What caused the megalodon extinction?

Research suggests that great white sharks may have contributed to the extinction of megalodon sharks

Megalodon sharks, Otodus megalodon, lurked in oceans around the globe between 23 and 3.6 million years ago.

The megatooth sharks are distinctive for their enormous size, with some reaching up to 20 metres in length. By comparison, the the largest great white sharks today are only six metres.

Owing to their mammoth size, megalodon sharks continue to fascinate and bewilder. There has been significant discussion on both the gigantism and the extinction of the megalodon.

Exciting new research suggests that great white sharks may have contributed to their extinction as dietary competition between megalodon sharks and great white sharks is considered to a key factor in the decline of the species.

Researchers analysed zinc stable isotope ratios in modern and fossil shark teeth to deduce the shark’s trophic level

By analysing the zinc stable isotope ratios in modern and fossil shark teeth from around the globe, scientists were able to investigate how far up the food chain the shark feeds.

Zinc stable isotope analysis of tooth enameloid, the highly mineralised part of teeth, is comparable to much more established nitrogen isotope analysis of tooth collagen, the organic tissue in tooth dentine.
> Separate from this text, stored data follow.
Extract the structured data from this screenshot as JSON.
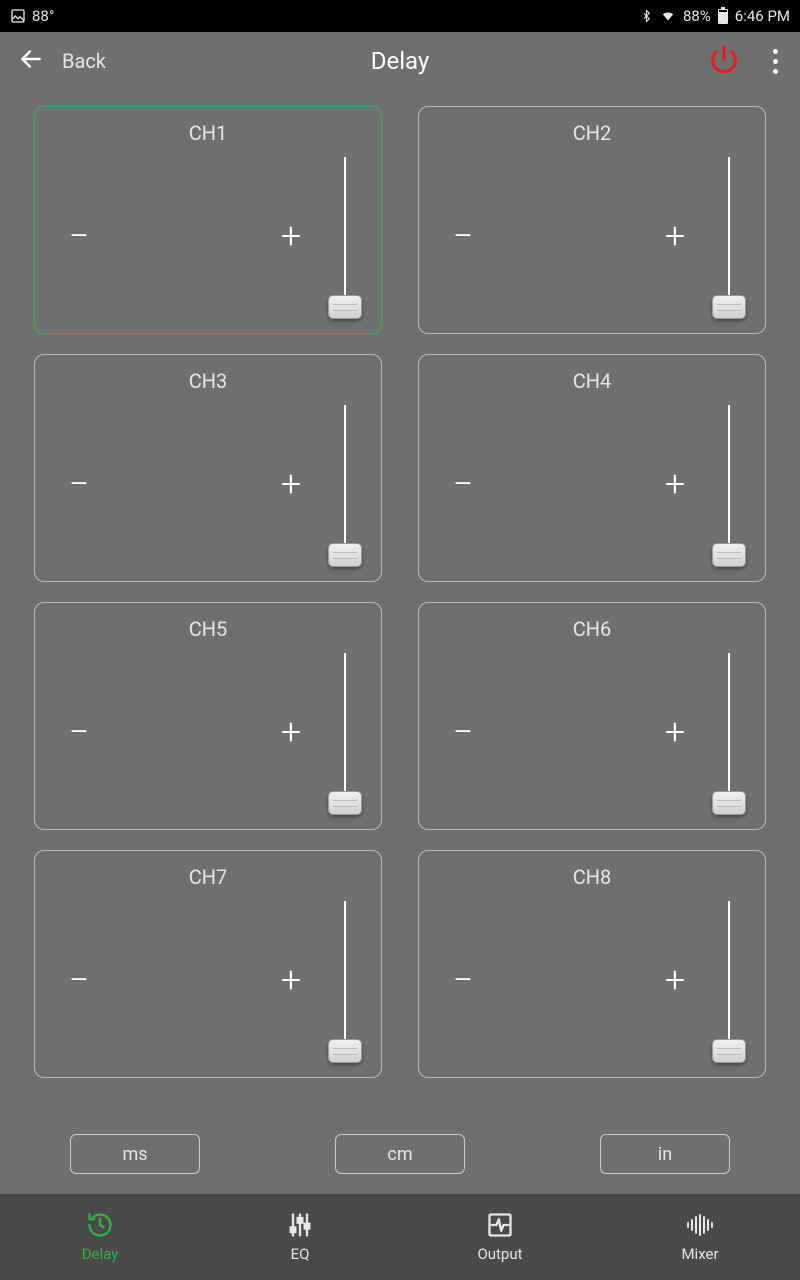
{
  "status_bar": {
    "temp_badge": "88°",
    "battery_pct": "88%",
    "time": "6:46 PM"
  },
  "header": {
    "back_label": "Back",
    "title": "Delay"
  },
  "channels": [
    {
      "label": "CH1",
      "selected": true
    },
    {
      "label": "CH2",
      "selected": false
    },
    {
      "label": "CH3",
      "selected": false
    },
    {
      "label": "CH4",
      "selected": false
    },
    {
      "label": "CH5",
      "selected": false
    },
    {
      "label": "CH6",
      "selected": false
    },
    {
      "label": "CH7",
      "selected": false
    },
    {
      "label": "CH8",
      "selected": false
    }
  ],
  "units": {
    "ms": "ms",
    "cm": "cm",
    "in": "in"
  },
  "nav": {
    "delay": "Delay",
    "eq": "EQ",
    "output": "Output",
    "mixer": "Mixer",
    "active": "delay"
  },
  "glyphs": {
    "minus": "−",
    "plus": "+"
  }
}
This is used to assess the extent of animal matter consumption.

Lead author Jeremy McCormack, a researcher at the Max Planck Institute for Evolutionary Anthropology and the Goethe-University Frankfurt explained: “On the timescales we investigate, collagen is not preserved, and traditional nitrogen isotope analysis is therefore not possible.”

“Here, we demonstrate, for the first time, that diet-related zinc isotope signatures are preserved in the highly mineralised enameloid crown of fossil shark teeth,” added professor Thomas Tütken at the Johannes Gutenberg University’s Institute of Geosciences.

‘What was truly remarkable… was the largely overlapping trophic levels of early great white sharks with the much larger megalodon’

New methodology allowed the the team to compare the tooth zinc isotope signature of multiple extinct Early Miocene (20.4 to 16.0 million years ago) and Early Pliocene (5.3 to 3.6 million years ago) species with those of modern sharks.

“We noticed a coherence of zinc isotope signals in fossil and modern analogue taxa, which boosts our confidence in the method and suggests that there may be minimal differences in zinc isotope values at the base of marine food webs, a confounding factor for nitrogen isotope studies,” explained Sora Kim, a professor from the University of California Merced.

The researchers analysed the zinc isotope ratios in megalodon teeth from the Early Pliocene and those in earlier megatooth sharks, Otodus chubutensis, from the Early Miocene as well as contemporaneous and modern great white sharks to understand how these species impacted not only past ecosystems, but each other.

“Our results show, that both megalodon and its ancestor were indeed apex predators, feeding high up their respective food chains,” said professor Michael Griffiths at the William Paterson University.

“But what was truly remarkable is that zinc isotope values from Early Pliocene shark teeth from North Carolina, suggest largely overlapping trophic levels of early great white sharks with the much larger megalodon”.

Megalodon sharks and great white sharks competed over food, contributing to the extinction of the former

Essentially the results point to some overlap in prey hunted by both shark species which contributed to the extinction of the megatooth shark.

Kenshu Shimada, professor at DePaul University, Chicago commented: “While additional research is needed, our results appear to support the possibility for dietary competition of megalodon with Early Pliocene great white sharks”.

New isotope methods such as zinc provide a unique opportunity to better understand extinct sharks from millions of years ago.

“Our research illustrates the feasibility of using zinc isotopes to investigate the diet and trophic ecology of extinct animals over millions of years, a method that can also be applied to other groups of fossil animals including our own ancestors,” said McCormack.